Diese bestimmte Situation ist eben die Krise, die - wie Marx schon am Beginn des Kapital schreibt - in dem der Ware immanenten Gegensatz von Gebrauchswert und Wert ("von Privatarbeit, die sich zugleich als unmittelbar gesellschaftliche Arbeit darstellen muß, von besondrer konkreter Arbeit, die zugleich nur als abstrakt allgemeine Arbeit gilt, von Personifizierung der Sache und Versachlichung der Personen") gesetzt ist, wenn auch nur als Möglichkeit. Wird die Möglichkeit realisiert, so macht sich darin "die Einheit gewaltsam geltend". Indirekt spricht Marx damit bereits vom Souverän. Denn der Staat ist es, der nicht nur als Recht den normalen Gang der Geschäfte garantiert, sondern ebenso als Souverän die Einheit gewaltsam geltend macht, darauf sozusagen das Monopol hat, sollten die zu jenem Gang vereinten Kräfte wirklich auseinanderstreben und sich verselbständigen.
Von solcher Kritik der politischen Ökonomie ganz abgewendet, nur geleitet von seiner Verachtung für die Autonomie des Rechts und seiner Zuneigung zum Notstand, hat Carl Schmitt - in einer bemerkenswerten Annäherung an dialektisches Denken - zum ersten Mal in aller Deutlichkeit ausgesprochen, daß der Staat nicht anders als in seinem inneren Gegensatz zu begreifen wäre: der Souverän stehe außerhalb der normal geltenden Rechtsordnung und gehöre doch zu ihr. Er sei zuständig für die Entscheidung, ob die Verfassung in toto suspendiert werden kann, und diese Entscheidung werde durch den Ausnahmezustand erfordert - einen Zustand, der nicht mehr nach den geltenden Rechtsätzen synthetisiert werden könne.
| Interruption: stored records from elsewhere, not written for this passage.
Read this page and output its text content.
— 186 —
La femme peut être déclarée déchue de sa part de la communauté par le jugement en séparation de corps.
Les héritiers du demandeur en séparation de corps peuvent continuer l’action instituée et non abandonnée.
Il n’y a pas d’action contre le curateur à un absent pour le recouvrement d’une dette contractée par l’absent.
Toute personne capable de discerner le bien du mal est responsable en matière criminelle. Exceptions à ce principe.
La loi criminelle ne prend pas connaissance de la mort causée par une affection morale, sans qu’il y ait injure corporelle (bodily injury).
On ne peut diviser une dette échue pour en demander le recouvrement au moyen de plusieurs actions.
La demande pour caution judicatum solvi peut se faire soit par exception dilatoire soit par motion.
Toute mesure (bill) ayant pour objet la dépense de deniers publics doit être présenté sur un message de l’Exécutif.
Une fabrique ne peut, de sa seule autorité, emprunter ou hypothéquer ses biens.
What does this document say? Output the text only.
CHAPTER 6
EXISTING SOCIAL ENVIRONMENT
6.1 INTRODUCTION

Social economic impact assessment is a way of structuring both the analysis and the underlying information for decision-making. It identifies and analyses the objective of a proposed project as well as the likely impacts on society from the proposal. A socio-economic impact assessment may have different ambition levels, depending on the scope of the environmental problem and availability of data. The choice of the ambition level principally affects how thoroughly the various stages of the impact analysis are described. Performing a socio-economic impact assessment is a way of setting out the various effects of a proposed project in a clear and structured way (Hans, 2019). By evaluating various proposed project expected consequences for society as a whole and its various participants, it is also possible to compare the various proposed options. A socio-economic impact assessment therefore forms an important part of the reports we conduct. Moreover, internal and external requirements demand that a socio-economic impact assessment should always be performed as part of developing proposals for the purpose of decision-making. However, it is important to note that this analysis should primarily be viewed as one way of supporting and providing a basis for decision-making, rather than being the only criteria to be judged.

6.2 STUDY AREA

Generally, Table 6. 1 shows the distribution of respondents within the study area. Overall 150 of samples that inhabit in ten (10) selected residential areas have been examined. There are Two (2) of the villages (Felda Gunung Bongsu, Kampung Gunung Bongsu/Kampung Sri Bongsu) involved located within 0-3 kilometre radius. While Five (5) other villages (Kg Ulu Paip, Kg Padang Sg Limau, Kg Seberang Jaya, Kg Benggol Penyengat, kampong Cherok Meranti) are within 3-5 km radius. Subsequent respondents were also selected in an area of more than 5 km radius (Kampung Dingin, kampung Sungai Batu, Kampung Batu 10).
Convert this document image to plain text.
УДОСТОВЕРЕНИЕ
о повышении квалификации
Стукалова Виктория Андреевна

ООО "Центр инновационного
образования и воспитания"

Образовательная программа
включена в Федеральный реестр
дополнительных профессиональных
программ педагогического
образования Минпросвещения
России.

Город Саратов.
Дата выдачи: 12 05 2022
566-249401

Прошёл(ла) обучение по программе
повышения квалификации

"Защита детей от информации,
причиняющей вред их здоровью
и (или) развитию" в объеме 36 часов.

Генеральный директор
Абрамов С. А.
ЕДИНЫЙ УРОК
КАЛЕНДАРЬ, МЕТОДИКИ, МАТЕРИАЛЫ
Die Totalität, die sich darin gewaltsam zur Geltung bringt, geht sowenig in den juristischen wie in den ökonomischen Begriffen auf: "Der Ausnahmefall, der in der geltenden Rechtsordnung nicht umschriebene Fall, kann höchstens als Fall äußerster Not, Gefährdung des Staates oder dergleichen bezeichnet werden, nicht aber tatbestandsmäßig umschrieben werden. Erst dieser Fall macht die Frage nach dem Subjekt der Souveränität, das heißt die Frage der Souveränität überhaupt, aktuell. Es kann weder mit subsumierbarer Klarheit angegeben werden, wann ein Notfall vorliegt, noch kann inhaltlich aufgezählt werden, was in einem solchen Fall geschehen darf, wenn es sich wirklich um den extremen Notfall und um seine Beseitigung handelt."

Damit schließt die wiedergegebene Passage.